Fifth Assignment completed and assessed (in record time) by Nina Milton, my Tutor. Spent a few evenings re-writing with her suggestions in mind and then saved ready for assessment. Now I am working on the essay and the final course commentary, to be finished by the end of February.
So last week I put the final piece of my course plan into action. I created a single document, split into chapters the same as the assignments, without all the paraphernalia of the requirements of the OCA (headers with Assignment identifiers and student number etc). I thought a more normalized view would make my target volunteer feel more comfortable.
Yes! I was about to turn over the first five chapters of FADE to my colleagues eleven year old son. I was fine, in principle - in a detached way. I printed it off, placed a front sheet - blank, of course, so that other colleagues would not see what I was handing over - and waited for her to come in. Being a busy single parent she arrived at her usual time, flustered and in a flurry that only arriving almost late to work after being up for hours trying to organize and entire household can produce.
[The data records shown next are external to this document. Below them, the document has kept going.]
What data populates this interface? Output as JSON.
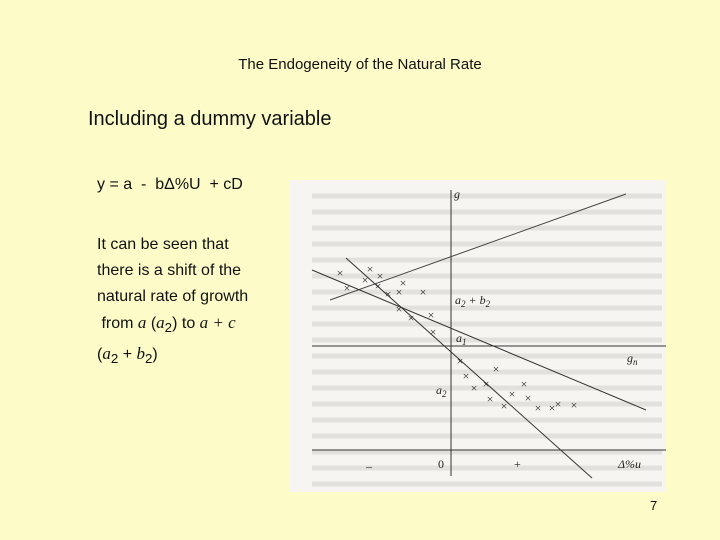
{
  "slide": {
    "title": "The Endogeneity of the Natural Rate",
    "subtitle": "Including a dummy variable",
    "equation": "y = a  -  bΔ%U  + cD",
    "body": {
      "line1": "It can be seen that",
      "line2": "there is a shift of the",
      "line3": "natural rate of growth",
      "line4_pre": " from ",
      "line4_a": "a",
      "line4_open": " (",
      "line4_a2": "a",
      "line4_a2_sub": "2",
      "line4_close": ") to ",
      "line4_ac": "a + c",
      "line5_open": "(",
      "line5_a": "a",
      "line5_a_sub": "2",
      "line5_plus": " + ",
      "line5_b": "b",
      "line5_b_sub": "2",
      "line5_close": ")"
    },
    "page_number": "7"
  },
  "figure": {
    "y_axis_label": "g",
    "x_axis_label": "Δ%u",
    "origin_label": "0",
    "minus_label": "–",
    "plus_label": "+",
    "gn_label": "g",
    "gn_sub": "n",
    "a1_label": "a",
    "a1_sub": "1",
    "a2_label": "a",
    "a2_sub": "2",
    "a2b2_label": "a",
    "a2b2_sub": "2",
    "a2b2_plus": " + b",
    "a2b2_sub2": "2",
    "marker": "×"
  }
}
The usual "good mornings" exchanged between work mates and I sat there silent. She noticed. She smiled. I smiled, my tongue cleaved to the top of my mouth and I got up and walked to the coffee point to get a glass of water.
I returned. I waited. The office settled and there was a general "getting on with things" atmosphere. I got up and stood at my colleagues side and slid the 14,000 plus words onto her desk. She stared and then looked up with a grin. I instantly wanted to run and hide.It was then that she dropped the bombshell that not only would her son be reading it but so would her older daughter - "well it's coming into our house" her brilliant justification, which made me smile - and she ("of course") would read it with them.
Now I REALLY wanted to run and hide.
"That's okay isn't it?"
Not really an open question, I thought and a little unfair having been thoroughly ambushed. I shrugged and said "Yeah" as casually as I could. I sat down - panic flooding through every corpuscle and nerve ending.
I drank the glass of water.
This was good. An almost twelve year old (target audience), a fifteen year old and a work colleague of forty would be reading it; "more the merrier", surely? Yes, of course - get on with your work.
What if "he" hates it?
What if it bores him?
What if they all hate it?
This felt like the nerves I had going in for my abdominal surgery five years ago.
I realized that I had not put any questions for him to answer on the blank front page; I asked for the piece back. Reluctantly, it was placed on my desk and I stared at it, suddenly I was unable to think of three perfectly leveled questions that would give me perfect feedback.I picked up my pen and wrote "Comments?"
Then I handed it back.
The following day my colleague rushed in beaming. The usual good mornings and I tried not to look at her, her desk, anything around her; in fact I was accused of staring at my own computer screen and looking furious about something. I was embarrassed and scared.
Then she leaned over, still grinning.
"He's hooked! He had to be forced to stop reading it last night and go to bed. Well, we both stopped at the same place, end of chapter two," she said. She was beaming again, she leaned forward and added "You HAVE to publish it!"
I laughed - quite a bit more loudly than I envisaged - then I replied "I have to finish writing it first."
It's been five days so far. Five days of thinking about them reading it, wondering, wishing and being generally scared to death that I have made a mistake.
I thought this was a good idea. It is. What I hadn't bargained on was the feeling of being exposed. I feel completely at their mercy - an eleven year old, fifteen year old and a forty year old could crush and devastate me.
Am I proud of FADE? Yes, what there is of it. Do I want to finish it? God, yes. Did I think this would be easy. No! But I thought the easy bit would be handing it over (to the target audience) and getting feedback.
Another learning point - scary or not.